Gone Girl moves with a familiar mystery structure: as the procedural continues apace - with Kim Dickens as the wry, unruffled local cop investigating the case - the story pirouettes back into the past, taking the absent figure, the media cipher of the Blonde Wife, and bringing Pike to life. The flashbacks to the initial Affleck/Pike courtship are told super-fast and come filled with unconvincing banter, but this, too, seems like a stylistic choice: a way of planting the subliminal seeds of the unreliability of memory, of character, of narrator.

When they meet, our Guy and Girl are budding New York writers; he of upwardly-mobile ambition, she born into status and privilege. But when the years are unkind - “add one recession, subtract two jobs” - they end up living in a McMansion in Missouri, the epitome of the miserable couple.
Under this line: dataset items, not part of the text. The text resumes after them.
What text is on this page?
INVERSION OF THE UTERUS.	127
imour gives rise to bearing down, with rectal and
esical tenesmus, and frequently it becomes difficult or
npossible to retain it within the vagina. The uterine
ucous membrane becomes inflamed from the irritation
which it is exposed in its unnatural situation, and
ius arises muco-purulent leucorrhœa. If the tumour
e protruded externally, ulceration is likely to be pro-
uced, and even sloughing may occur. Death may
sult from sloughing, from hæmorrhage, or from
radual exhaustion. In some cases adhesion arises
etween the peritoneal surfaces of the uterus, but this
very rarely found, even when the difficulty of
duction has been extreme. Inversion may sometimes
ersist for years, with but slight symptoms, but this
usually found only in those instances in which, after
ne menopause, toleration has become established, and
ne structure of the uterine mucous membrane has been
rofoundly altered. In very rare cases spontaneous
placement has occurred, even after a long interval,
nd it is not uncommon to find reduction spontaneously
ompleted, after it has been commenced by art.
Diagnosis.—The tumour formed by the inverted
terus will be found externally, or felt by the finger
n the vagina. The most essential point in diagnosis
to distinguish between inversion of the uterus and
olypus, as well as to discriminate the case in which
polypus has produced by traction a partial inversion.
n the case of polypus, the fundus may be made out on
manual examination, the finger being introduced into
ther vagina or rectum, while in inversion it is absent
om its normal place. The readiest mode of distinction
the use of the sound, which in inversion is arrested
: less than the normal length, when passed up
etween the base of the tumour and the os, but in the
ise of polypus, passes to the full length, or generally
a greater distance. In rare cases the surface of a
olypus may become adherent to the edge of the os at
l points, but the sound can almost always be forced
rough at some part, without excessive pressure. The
Gone Girl happily depicts Middle America as a hellscape: an abandoned shopping-mall, haunted by the homeless, addicts, and peddlers, comes straight out of a post-apocalyptic movie. “This place literally smells like faeces,” winces upper-crust mom-in-law Lisa Banes, when she blows into in Small Town America to search for her daughter. The flyover states are a place where once-happy people lose their happiness, where those once full of life just give up and die.

Flynn’s text saves its most lacerating strokes for marriage itself; the blessed union a place of resentment, control, pain, war, and delusion. “I’m the cunt you married,” Pike spits, when the flashbacks start to turn truly nasty, a theatrical moment that gives rise to the idea of Gone Girl as a masculine anxiety nightmare. “I’m sick of being picked apart by women,” Affleck whines, at one point, playing the victim. Pike, it turns out, is no vanished trophy wife, but a vixen not taking her Middle American imprisonment meekly.

“I’m the cunt you married,” Pike spits, when the flashbacks start to turn truly nasty, a theatrical moment that gives rise to the idea of Gone Girl as a masculine anxiety nightmare.

When Gone Girl wholly handballs the narrative to her, the film performs its most impressive reverse; pulling out of its noir-ish, male-panic downward-spiral and becoming far more theatrical and thoughtful, far more audacious and silly. The marriage-as-hell horrors initially seem indebted to something like Claude Chabrol’s L’Enfer, which wore its opinion of the institution in its title. But as the revelations mount, Gone Girl is reminiscent of everything from Basic Instinct to The War Of The Roses, the final reel finding the film finally taking the evolutionary leap into outright comedy.

The tone remains, throughout, dark and eerie: Atticus Ross and Trent Reznor's unease-inducing score and Fincher's well-honed genre-movie chops giving the film a sustained, dour mood. But by its end, Gone Girl’s gone to a curious conceptual place: as its Missing-Wife parable is turned into ridiculous potboiler, its study of media tiptoes smartly, symbolically into social media. With Affleck’s life turned into television fodder, Fincher explores how performing for the cameras has become a standard, sustained human state; the omnipresence of online profiles and CCTV cameras turning 21st-century existence into a sustained pantomime. Gone Girl isn’t just about the façade of the good neighbour, but the façade of contemporary life.